Christianity was brought to Latin America by the Spanish and Portuguese conquerors of North, Central, and South America in the 16th cent. Sponsored by Ferdinand V and Isabella (the ‘Catholic Kings’), they came to the Americas just after the reconquest of Spain and Portugal from the Muslim Moors of North Africa (completed in 1492, a few months before Columbus's ‘discovery’ of America) and so brought with them a sense of religious citizenship which conflated the RC faith with fealty to the Crown. In the 1494 Treaty of Tordesillas between Spain and Portugal, Pope Alexander VI confirmed their claims to the New World on the basis of their ability to baptize its inhabitants and instruct them in the faith. The Vatican granted to Spain and Portugal the patronato real de las Indias, which gave their sovereigns the right to appoint all bishops within their territories, sealing the bond between the Church and Crown.
Franciscan, Dominican, and Augustinian friars, and later the Jesuits, preached among the indigenous groups of the Americas, with varying degrees of success. The early missionary orders who worked to convert America's great native peoples—the Aztecs of Mexico, the Incas of Peru, the Maya of Guatemala and Yucatán—met with initial resistance, but eventually proved successful, both through coercion and what Bartolomé de Las Casas called ‘peaceful persuasion’, in converting the indigenous people from their pre-hispanic polytheistic religions to Christianity. The Jesuits in the second half of the 16th cent. became the empire builders of New World Catholicism, founding churches, schools, universities, and missions along the distant frontiers of Mexico and Brazil. In the 17th cent. their missions among the Guaraní Indians of Paraguay (based partly on Thomas More's Utopia) were among the best known RC missions. The Jesuits were expelled from Latin America in 1767.

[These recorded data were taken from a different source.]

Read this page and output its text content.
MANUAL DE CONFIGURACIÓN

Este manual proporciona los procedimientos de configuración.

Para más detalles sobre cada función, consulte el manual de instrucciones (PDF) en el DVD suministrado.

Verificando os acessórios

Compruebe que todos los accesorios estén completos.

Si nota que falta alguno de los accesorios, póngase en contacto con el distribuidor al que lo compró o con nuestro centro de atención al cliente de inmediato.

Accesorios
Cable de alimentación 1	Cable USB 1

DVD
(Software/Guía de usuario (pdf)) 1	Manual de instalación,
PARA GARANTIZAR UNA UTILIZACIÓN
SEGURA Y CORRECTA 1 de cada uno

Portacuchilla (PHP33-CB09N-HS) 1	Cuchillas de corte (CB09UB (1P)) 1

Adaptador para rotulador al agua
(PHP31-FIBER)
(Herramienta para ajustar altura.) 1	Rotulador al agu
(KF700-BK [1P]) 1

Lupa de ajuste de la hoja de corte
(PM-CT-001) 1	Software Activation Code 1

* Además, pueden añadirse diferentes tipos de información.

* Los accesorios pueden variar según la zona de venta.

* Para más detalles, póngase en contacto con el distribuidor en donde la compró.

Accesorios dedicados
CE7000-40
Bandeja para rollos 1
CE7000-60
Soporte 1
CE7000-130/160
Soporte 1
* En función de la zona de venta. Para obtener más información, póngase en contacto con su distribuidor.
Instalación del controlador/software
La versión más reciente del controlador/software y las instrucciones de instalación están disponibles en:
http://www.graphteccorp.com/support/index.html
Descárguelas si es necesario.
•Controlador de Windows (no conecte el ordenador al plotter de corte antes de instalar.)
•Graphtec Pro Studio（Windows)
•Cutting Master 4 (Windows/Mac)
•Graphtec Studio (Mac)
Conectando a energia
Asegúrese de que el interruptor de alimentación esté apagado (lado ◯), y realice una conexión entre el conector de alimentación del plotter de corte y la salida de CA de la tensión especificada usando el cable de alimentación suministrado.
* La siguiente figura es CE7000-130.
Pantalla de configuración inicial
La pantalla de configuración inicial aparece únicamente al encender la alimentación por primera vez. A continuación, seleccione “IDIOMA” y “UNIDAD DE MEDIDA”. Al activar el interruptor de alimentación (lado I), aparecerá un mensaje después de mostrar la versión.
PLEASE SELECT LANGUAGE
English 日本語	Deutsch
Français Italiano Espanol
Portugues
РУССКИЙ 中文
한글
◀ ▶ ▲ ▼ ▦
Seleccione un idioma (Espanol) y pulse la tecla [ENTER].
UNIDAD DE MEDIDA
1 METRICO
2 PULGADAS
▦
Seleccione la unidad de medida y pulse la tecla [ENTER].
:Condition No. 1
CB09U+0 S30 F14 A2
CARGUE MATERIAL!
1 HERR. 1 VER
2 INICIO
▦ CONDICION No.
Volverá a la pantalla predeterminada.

By the time that most Latin American countries gained their independence in the early 19th cent. the RC Church was the single most pervasive and influential colonial institution. It was the largest landholder in Ibero–America and managed wealth through various Church-owned financial assets; it ran every institution of higher learning; it controlled the political and intellectual life of the colonies through the Inquisition; and it had an active or passive presence through parish life in virtually every community. Viewing the RC Church as a conservative and atavistic competitor for power, the new liberal national governments sought to replace their citizens' loyalty to the Church with nationalism. Influenced by the Deism of the French and American revolutions, new national governments enacted anti-clerical policies that much reduced the Church's institutional presence in many Latin American countries in the course of the 19th and early 20th cents. Nevertheless Catholicism remained the dominant presence on the spiritual landscape of Latin America, an enduring reflection of what historians have called the ‘spiritual conquest of Latin America’. The conquest was in reality incomplete, as evidenced by the enduring presence of indigenous religion mixed with Catholic beliefs and rituals, a practice known variously as ‘folk Catholicism’, ‘religious syncretism’ or ‘creolized religion’ that is still common in regions that have large indigenous populations, such as southern Mexico, Guatemala, Ecuador, and Peru. Within areas with a sizable population of African descent, such as Brazil and the Caribbean, African religious beliefs and practices have merged with Catholicism to form diasporan religions that give the names of Catholic saints to African gods, and whose adherents engage in spirit possession and blood sacrifices which have no parallel in orthodox Catholicism.